Thursday, March 19, 2015

Defamation Suit Between Ukrainian Orthodox Church Factions Dismissed

In Nykoriak v. Bilinski, (MI App., March 17, 2015), a Michigan appeals court dismissed a suit that apparently grew out of the rivalry in a Michigan parish between the Ukrainian Orthodox Church controlled by Moscow, and the Ukrainian Orthodox Church-Kyiv Patriarchate that was created to be independent of Moscow. [See prior posting for background]. The suit was brought by Bishop Paisiy and a deacon who apparently decided to embrace the Moscow Patriarchate.  They sued the Kyiv Patriarchate in the United States and Canada and its leaders.  Bishop Paisiy asserted that the defendants
released a press release on March 23, 2013, which falsely alleged that plaintiff Bishop Paisiy resigned as bishop; he transferred to the Moscow Patriarchate; he could no longer serve as bishop; ... and that ... St. Andrew Church [in  Hamtramck, Michigan] was placed under the direction of the [Kyiv] Vicariate. Plaintiffs also alleged that on March 24, 2013, ... defendants arrived at St. Andrew and behaved in an unruly manner, used profanity, interrupted services, took pictures of plaintiffs, called them, "The Devil, Criminal Thief, and other inappropriate, immoral and unlawful terms," and then distributed the [Kyiv] Vicariate's press release to the congregation.

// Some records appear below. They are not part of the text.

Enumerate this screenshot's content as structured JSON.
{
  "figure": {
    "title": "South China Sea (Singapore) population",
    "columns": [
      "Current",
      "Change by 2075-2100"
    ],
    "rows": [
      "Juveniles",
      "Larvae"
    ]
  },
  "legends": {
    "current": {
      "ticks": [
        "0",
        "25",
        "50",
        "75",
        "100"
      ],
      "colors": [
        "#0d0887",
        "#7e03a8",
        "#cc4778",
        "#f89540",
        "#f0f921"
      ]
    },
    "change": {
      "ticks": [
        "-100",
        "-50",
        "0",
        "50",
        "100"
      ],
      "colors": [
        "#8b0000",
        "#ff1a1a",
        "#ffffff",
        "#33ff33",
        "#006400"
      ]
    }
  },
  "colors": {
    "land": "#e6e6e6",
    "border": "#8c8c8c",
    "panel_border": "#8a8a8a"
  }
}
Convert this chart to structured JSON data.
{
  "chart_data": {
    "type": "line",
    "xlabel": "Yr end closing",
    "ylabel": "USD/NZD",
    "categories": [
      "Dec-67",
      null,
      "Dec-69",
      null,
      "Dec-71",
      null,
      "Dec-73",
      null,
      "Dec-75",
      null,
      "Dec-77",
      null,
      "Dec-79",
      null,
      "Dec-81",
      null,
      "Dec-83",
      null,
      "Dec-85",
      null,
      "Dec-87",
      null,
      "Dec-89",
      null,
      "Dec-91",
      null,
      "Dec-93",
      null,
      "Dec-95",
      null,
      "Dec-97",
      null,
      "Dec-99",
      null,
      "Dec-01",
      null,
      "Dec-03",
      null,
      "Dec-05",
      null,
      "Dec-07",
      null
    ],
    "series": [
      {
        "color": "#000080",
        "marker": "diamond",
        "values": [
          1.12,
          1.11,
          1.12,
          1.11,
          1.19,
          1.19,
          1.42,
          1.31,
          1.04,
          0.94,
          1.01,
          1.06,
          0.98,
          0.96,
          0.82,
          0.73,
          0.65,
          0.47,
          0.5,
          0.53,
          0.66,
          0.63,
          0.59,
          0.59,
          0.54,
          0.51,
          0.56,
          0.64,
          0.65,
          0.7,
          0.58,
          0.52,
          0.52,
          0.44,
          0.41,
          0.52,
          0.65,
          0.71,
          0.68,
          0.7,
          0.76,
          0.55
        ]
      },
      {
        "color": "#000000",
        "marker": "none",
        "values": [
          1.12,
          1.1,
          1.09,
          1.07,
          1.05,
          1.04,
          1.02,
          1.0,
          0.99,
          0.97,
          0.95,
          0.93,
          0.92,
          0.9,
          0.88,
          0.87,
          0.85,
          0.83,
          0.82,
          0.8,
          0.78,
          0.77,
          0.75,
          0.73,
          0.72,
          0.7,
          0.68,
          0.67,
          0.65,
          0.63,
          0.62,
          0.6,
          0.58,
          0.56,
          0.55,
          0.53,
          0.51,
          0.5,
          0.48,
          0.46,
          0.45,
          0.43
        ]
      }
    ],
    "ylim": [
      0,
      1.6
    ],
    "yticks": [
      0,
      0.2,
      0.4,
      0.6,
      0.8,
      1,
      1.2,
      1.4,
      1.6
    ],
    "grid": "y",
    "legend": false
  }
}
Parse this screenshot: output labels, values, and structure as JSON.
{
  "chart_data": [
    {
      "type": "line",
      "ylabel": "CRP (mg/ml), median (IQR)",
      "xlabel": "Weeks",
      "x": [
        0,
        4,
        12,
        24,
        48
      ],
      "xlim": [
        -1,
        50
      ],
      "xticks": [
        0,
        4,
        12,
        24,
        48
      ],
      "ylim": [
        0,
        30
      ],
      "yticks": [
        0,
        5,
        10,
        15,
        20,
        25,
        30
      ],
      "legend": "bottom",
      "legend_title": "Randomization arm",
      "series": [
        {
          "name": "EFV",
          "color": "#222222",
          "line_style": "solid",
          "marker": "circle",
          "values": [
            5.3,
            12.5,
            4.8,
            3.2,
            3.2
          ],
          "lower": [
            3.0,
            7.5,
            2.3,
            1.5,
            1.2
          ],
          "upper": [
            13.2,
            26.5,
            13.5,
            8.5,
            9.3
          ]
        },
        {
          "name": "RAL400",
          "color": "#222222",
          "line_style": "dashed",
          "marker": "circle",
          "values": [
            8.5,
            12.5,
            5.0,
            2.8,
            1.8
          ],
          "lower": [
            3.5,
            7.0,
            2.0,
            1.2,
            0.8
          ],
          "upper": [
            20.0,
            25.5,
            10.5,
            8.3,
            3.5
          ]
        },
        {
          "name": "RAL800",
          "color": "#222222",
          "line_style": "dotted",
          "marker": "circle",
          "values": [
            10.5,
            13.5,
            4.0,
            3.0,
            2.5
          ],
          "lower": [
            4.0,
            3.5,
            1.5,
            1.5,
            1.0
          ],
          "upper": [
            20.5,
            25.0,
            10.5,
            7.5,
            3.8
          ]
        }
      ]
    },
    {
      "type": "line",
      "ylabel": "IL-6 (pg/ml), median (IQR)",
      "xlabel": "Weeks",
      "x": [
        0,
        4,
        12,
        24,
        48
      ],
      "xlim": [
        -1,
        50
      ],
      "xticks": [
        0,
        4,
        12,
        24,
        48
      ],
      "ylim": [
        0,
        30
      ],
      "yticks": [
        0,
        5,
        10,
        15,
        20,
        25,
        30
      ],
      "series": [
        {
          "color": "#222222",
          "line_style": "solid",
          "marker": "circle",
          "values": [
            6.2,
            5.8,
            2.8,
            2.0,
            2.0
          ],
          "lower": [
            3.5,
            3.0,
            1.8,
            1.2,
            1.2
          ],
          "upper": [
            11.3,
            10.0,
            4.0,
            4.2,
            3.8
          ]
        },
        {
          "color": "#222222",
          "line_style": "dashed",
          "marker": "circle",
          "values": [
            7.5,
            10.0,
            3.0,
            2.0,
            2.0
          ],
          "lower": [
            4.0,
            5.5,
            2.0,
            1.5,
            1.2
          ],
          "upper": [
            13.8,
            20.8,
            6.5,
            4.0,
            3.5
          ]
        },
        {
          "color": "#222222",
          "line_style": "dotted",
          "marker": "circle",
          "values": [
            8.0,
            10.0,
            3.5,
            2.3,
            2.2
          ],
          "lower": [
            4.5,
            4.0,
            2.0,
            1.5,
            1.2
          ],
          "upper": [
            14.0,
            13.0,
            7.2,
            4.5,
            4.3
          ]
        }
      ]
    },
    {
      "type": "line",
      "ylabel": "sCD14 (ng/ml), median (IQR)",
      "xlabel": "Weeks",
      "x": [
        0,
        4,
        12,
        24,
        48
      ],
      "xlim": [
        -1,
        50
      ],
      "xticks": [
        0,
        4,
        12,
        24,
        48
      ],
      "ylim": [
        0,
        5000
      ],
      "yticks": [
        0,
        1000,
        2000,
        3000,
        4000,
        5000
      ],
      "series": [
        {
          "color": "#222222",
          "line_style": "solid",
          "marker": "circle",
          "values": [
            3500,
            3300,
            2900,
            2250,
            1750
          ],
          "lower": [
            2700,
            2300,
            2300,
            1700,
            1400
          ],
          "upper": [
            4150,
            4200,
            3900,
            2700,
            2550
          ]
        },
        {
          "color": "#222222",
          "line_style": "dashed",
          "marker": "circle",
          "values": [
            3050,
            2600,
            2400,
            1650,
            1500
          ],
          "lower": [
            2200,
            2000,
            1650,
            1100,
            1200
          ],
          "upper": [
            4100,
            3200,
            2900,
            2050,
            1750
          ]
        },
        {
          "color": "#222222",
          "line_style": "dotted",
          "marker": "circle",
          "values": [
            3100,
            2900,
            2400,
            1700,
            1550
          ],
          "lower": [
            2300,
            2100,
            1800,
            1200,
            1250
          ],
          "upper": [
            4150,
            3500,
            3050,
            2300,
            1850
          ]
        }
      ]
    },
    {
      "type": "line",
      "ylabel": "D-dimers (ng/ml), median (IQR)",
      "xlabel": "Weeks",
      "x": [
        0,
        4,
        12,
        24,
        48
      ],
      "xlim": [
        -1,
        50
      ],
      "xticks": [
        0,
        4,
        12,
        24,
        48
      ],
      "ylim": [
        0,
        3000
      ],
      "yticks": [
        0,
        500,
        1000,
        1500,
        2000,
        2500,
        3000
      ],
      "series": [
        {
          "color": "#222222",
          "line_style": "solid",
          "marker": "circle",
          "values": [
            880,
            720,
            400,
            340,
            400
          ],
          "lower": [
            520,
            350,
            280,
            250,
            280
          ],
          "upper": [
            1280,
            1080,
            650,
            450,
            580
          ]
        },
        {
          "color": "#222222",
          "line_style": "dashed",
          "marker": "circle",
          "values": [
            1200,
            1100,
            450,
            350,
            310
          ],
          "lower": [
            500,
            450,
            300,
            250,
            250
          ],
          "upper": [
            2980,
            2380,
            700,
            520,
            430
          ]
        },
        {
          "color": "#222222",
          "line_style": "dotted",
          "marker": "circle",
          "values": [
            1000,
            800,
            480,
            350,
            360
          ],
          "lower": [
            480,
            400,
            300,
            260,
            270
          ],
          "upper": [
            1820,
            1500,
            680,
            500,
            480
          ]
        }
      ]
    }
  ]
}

The court held first that defendants' alleged conduct did not rise to the level of intentional infliction of emotional distress. As to the defamation claim, the heckling in which plaintiffs were called devil and criminal could not reasonably be understood a stating actual facts.  The remaining defamation claims, the court held, are barred by the ecclesiastical abstention doctrine:
In order to adjudicate plaintiffs’ claims, a court would have to engage in an impermissible excursion into their religious doctrine pertaining to ordination, the religious authority needed for succession of their church leaders, and the organization and form of their church government.